111 years ago, the June 6 Daily Princetonian Extra reported that a bronze plaque was commissioned by Princeton University students in honor of the 12 men who had been their professors:
Among the events of especial interest during Commencement week, two ceremonies took place today which marked an addition to the memorials of Princeton classes. At twelve o’clock the Class of ’63, which celebrates its forty-fifth anniversary this year, unveiled in Marquand Chapel a bronze tablet inscribed “To the Faculty of the Early Sixties.” This event was followed at 2 p. m. by the breaking of ground for the new ’77 Dormitory. The Class of ’77 will give the dormitory at a total cost of one hundred and fifty thousand dollars, and the exercises to-day marked the commencement of what will be one of the most costly buildings of its kind on the campus.
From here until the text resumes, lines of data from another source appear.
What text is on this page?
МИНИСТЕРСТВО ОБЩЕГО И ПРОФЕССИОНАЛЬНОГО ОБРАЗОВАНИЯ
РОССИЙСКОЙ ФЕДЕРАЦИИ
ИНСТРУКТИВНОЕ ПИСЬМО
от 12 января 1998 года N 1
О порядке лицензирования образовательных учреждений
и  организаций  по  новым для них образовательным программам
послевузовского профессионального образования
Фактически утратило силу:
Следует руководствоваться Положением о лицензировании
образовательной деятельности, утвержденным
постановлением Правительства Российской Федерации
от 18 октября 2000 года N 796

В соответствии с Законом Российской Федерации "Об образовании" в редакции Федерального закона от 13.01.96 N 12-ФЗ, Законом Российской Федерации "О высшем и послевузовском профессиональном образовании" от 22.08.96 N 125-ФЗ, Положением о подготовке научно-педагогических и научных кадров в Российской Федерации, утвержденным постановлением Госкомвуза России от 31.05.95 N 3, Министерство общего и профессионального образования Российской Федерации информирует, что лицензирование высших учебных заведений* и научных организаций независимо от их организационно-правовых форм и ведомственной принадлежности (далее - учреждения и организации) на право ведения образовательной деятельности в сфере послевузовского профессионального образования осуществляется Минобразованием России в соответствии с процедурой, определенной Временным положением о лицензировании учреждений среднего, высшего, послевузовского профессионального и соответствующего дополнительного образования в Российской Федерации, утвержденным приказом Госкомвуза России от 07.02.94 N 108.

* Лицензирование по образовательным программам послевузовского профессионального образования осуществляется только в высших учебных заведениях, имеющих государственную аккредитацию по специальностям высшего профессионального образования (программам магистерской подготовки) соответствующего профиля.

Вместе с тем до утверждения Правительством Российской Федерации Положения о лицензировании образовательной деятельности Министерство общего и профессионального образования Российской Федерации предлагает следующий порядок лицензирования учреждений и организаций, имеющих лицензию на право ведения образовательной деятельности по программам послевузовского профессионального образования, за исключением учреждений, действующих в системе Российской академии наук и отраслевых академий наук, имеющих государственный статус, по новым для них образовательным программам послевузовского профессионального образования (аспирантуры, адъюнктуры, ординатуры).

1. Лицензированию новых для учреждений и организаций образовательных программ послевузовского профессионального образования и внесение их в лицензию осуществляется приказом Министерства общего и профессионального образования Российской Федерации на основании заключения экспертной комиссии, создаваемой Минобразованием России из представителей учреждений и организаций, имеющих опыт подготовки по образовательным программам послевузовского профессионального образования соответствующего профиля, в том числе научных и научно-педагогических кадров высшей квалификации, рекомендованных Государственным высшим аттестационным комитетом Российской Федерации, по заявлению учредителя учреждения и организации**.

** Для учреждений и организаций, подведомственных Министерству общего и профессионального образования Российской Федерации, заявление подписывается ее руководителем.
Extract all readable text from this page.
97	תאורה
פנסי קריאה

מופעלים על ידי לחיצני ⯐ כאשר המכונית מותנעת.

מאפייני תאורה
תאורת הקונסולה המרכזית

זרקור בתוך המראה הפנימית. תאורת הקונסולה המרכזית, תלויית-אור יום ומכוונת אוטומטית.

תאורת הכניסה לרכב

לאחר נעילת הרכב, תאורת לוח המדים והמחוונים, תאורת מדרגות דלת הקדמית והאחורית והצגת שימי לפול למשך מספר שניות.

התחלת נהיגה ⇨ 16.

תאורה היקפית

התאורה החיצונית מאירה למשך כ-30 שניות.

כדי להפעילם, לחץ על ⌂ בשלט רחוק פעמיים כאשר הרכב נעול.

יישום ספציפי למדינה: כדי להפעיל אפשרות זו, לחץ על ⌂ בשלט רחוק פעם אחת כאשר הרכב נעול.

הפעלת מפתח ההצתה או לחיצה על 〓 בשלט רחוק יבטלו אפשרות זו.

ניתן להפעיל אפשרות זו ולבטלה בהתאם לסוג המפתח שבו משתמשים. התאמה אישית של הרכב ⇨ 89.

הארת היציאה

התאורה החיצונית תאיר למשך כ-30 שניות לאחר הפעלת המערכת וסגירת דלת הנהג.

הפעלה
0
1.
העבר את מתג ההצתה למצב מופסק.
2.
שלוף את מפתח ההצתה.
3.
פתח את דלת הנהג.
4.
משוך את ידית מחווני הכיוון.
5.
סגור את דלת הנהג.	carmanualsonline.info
The Faculty of the Early Sixties. John Maclean (President and Chemistry, portrait at the top); Joseph Henry (Natural Philosophy); Stephen Alexander (Astronomy); Matthew B. Hope (Belles-Lettres); James C. Moffat (Greek and History); Lyman H. Atwater (Philosophy); Arnold Guyot (Geology); George Musgrave Giger (Latin); John T. Duffield (Mathematics); J. Stillwell Schanck (Zoology); Joshua H. McIlvaine (English Language and Literature); Henry C. Cameron (Greek). In grateful remembrance of the characters, the lives, and the teaching of those whose names are hereon inscribed this tablet is erected by their former students surviving members of the class of 1865 -June 6, 1908.
Marquand Chapel was destroyed by fire during house party weekend in 1920 and for several years, worship services were held in Alexander Hall. The bronze tablet hung in various other locations until now, when it has been permanently sited in Firestone’s new Emeritus Faculty Reading Room.
In 2016 eighteen faculty members were transferred to emeritus; in 2017 nineteen faculty became emeritus; in 2018 fifteen transferred to emeritus… It’s surprising the room is still empty.